Not since the now-abandoned prohibitions on divorced officers and clergy in our predecessor denominations has one class of members been singled out in a Presbyterian constitution for automatic disqualification from eligibility for ordained office.
The automatic exclusion of such persons from eligibility inexcusably divides the body of Christ. In the second letter to the church at Corinth, the Apostle Paul reminds us:
For in the one Spirit we were all baptized into one body-- and we were all made to drink of one Spirit. Indeed, the body does not consist of one member but of many. If the foot would say, "Because I am not a hand, I do not belong to the body," that would not make it any less a part of the body... The eye cannot say to the hand, "I have no need of you," nor again the head to the feet, "I have no need of you."

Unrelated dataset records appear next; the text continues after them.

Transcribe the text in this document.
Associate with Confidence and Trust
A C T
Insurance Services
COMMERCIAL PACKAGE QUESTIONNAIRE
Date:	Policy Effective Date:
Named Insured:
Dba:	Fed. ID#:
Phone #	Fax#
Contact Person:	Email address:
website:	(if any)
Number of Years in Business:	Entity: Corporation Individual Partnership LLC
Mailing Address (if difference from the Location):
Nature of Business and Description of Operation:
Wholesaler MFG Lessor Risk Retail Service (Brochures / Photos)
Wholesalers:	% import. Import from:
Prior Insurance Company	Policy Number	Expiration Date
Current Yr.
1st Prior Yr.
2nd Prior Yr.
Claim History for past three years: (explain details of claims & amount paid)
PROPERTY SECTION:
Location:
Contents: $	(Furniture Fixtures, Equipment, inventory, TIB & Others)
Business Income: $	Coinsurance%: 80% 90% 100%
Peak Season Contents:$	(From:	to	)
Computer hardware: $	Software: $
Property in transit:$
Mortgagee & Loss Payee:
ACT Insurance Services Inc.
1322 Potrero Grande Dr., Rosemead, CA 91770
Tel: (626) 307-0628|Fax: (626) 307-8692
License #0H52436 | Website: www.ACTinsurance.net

But G-6.0106(b) does precisely that. One class of Christians is effectively being told, “the body has no need of you.” This communicates to those same children of God that in our denomination, they are not part of One Body, but are foreign, to be isolated and treated differently from all others. Such a position puts the lie to what scripture says about baptism, what we say active membership means (G-5.0202), and what we say is the relationship between membership and ordained office (G-6.0102).
Though its proponents argue that the measure deals only with conduct, in reality, G-6.0106(b) and its predecessors in our polity are statements by one portion of the baptized body of Christ to all lesbian, gay, bisexual, and transgender Christians, whether partnered or not, sexually active or not, that in the Presbyterian Church (USA) their “membership” in the body is at best second class, and, at worst, neither desired nor honored as equal with all other members. This is a scandal to the gospel of Jesus Christ and has no place in the Constitution of the PC(USA).